Among the hubbub over a just-signed law in Indiana concerning the role of religious wedding professionals in same-sex weddings – including a threatened cancellation of a gamer convention – one professor is asking everyone to chill.
Mark Silk, professor of religion in public life at Trinity College, writes at Religion News Service that the law – modeled on the federal Religious Freedom Restoration Act – and other states’ legislation are “far from guarantees of a religious right to discriminate”:
[State] RFRAs would have courts apply the standard of “strict scrutiny” when free exercise claims are made, meaning that when someone asks for a religious exemption from a law the government must demonstrate that it has a “compelling interest” and that it has advanced that interest by the “least restrictive means.” Thus, a sincerely cannibalistic sect could be prevented from exercising its faith by the compelling government interest in protecting human life and the least restrictive means of forbidding the killing and eating of people.
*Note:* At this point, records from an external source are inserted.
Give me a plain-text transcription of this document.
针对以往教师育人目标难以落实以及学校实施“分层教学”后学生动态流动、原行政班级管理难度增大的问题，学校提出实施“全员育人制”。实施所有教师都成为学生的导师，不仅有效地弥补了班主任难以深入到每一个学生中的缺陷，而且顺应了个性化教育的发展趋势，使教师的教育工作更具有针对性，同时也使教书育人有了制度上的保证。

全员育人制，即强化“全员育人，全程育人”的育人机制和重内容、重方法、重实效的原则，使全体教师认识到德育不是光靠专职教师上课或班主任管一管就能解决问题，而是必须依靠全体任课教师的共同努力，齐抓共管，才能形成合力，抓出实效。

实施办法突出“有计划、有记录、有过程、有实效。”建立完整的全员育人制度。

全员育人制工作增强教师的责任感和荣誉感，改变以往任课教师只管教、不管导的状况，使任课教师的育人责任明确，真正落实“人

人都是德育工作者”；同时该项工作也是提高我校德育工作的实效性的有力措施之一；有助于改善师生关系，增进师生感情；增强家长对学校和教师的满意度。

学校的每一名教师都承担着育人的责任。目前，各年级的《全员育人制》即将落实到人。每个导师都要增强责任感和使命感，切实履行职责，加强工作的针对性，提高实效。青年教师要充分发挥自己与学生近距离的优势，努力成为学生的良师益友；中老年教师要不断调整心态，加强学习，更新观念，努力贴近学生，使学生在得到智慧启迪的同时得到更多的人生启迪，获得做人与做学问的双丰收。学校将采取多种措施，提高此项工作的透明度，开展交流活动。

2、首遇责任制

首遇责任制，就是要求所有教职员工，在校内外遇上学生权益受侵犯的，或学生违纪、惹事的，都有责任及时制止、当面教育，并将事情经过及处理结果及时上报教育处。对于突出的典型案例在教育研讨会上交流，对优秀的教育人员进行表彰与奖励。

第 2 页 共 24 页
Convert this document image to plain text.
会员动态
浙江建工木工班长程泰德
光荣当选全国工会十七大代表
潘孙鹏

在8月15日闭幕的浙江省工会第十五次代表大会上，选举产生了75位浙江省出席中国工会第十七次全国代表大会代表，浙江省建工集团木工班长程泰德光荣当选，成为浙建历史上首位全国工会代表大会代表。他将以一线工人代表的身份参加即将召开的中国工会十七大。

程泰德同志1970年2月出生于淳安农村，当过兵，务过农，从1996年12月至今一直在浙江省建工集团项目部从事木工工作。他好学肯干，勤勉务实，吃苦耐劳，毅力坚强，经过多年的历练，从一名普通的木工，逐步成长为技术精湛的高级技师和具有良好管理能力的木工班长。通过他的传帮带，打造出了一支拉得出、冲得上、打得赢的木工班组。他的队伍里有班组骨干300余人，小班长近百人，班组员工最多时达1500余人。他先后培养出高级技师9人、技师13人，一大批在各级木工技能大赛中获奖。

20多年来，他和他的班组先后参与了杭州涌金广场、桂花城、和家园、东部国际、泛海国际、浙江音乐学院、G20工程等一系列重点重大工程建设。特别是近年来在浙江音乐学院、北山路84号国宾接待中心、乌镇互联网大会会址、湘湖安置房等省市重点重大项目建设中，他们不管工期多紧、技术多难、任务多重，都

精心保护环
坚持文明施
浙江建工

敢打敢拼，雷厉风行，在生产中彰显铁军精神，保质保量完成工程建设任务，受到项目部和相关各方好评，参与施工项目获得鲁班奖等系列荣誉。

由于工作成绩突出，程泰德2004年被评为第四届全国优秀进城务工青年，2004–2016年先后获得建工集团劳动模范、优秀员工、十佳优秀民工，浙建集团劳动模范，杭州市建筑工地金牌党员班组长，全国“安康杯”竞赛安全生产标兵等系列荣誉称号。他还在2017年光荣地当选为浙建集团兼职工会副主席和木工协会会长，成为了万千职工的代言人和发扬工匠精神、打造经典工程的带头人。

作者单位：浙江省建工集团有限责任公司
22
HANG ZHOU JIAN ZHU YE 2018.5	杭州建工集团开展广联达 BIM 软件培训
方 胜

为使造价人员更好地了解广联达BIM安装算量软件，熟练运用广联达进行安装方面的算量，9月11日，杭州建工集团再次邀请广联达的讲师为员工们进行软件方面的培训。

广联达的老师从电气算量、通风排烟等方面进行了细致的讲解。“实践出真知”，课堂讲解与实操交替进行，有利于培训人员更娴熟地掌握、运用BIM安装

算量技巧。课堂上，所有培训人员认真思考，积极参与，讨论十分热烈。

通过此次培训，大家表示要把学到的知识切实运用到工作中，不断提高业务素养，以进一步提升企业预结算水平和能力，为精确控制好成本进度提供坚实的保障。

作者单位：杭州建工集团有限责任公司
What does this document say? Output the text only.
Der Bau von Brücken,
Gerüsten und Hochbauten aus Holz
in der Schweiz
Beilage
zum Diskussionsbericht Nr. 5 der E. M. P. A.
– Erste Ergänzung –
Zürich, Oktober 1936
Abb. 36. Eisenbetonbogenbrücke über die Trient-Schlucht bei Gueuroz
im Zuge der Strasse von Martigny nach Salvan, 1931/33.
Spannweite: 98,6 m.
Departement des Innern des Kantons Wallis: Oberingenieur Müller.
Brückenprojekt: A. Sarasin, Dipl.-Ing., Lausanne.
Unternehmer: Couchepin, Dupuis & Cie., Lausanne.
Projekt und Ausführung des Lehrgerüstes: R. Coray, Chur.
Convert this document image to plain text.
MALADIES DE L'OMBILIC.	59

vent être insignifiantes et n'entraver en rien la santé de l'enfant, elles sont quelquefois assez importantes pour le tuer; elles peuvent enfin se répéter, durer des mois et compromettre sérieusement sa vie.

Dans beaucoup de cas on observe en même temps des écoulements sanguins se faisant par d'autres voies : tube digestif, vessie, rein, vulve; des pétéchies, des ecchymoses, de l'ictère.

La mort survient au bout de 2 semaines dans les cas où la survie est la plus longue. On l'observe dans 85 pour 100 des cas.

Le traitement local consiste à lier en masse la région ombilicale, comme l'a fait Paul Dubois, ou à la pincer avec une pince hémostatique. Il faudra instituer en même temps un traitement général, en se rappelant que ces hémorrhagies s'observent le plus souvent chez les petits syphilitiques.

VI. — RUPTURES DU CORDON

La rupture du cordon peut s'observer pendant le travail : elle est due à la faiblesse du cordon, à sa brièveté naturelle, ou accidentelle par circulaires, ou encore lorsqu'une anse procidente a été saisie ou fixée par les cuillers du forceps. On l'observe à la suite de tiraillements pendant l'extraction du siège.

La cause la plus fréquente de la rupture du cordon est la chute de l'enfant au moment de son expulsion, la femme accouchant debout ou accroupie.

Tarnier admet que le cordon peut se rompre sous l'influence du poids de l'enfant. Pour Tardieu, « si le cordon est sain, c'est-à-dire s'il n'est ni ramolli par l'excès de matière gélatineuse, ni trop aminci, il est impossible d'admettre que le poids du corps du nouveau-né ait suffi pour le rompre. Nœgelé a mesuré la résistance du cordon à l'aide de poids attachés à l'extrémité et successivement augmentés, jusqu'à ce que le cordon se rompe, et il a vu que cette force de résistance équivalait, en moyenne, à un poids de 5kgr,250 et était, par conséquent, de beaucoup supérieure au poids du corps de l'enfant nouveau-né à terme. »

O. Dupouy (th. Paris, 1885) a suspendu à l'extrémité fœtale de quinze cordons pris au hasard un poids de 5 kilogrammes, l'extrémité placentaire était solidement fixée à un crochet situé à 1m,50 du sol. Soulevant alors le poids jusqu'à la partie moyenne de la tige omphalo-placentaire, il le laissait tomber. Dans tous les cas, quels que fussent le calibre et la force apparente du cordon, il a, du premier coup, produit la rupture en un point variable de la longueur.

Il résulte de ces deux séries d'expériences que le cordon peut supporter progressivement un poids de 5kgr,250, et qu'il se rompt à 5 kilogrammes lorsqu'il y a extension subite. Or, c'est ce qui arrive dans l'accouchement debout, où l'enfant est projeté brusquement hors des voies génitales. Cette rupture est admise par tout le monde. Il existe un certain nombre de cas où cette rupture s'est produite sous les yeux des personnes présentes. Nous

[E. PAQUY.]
The same principle holds when it comes to serving mixed-race couples, another bogeyman of Indiana RFRA opponents:
As the Court made clear when it banned anti-miscegenation laws in Loving v. Virginia (1967), the government has a compelling interest in prohibiting racial discrimination with respect to marriage. And the least restrictive means of prohibiting it is, simply, not to permit religious exceptions to laws banning racial discrimination in matters related to marriage. So even though it was once common to cite Scripture as the basis for opposing “race mixing,” the courts won’t give florists, bakers etc. the religious right to refuse their services to mixed-race couples.
What we should all be focused on, Silk says, is whether the Supreme Court strikes down same-sex marriage bans – in which case the state RFRAs will be pointless regarding gay marriage.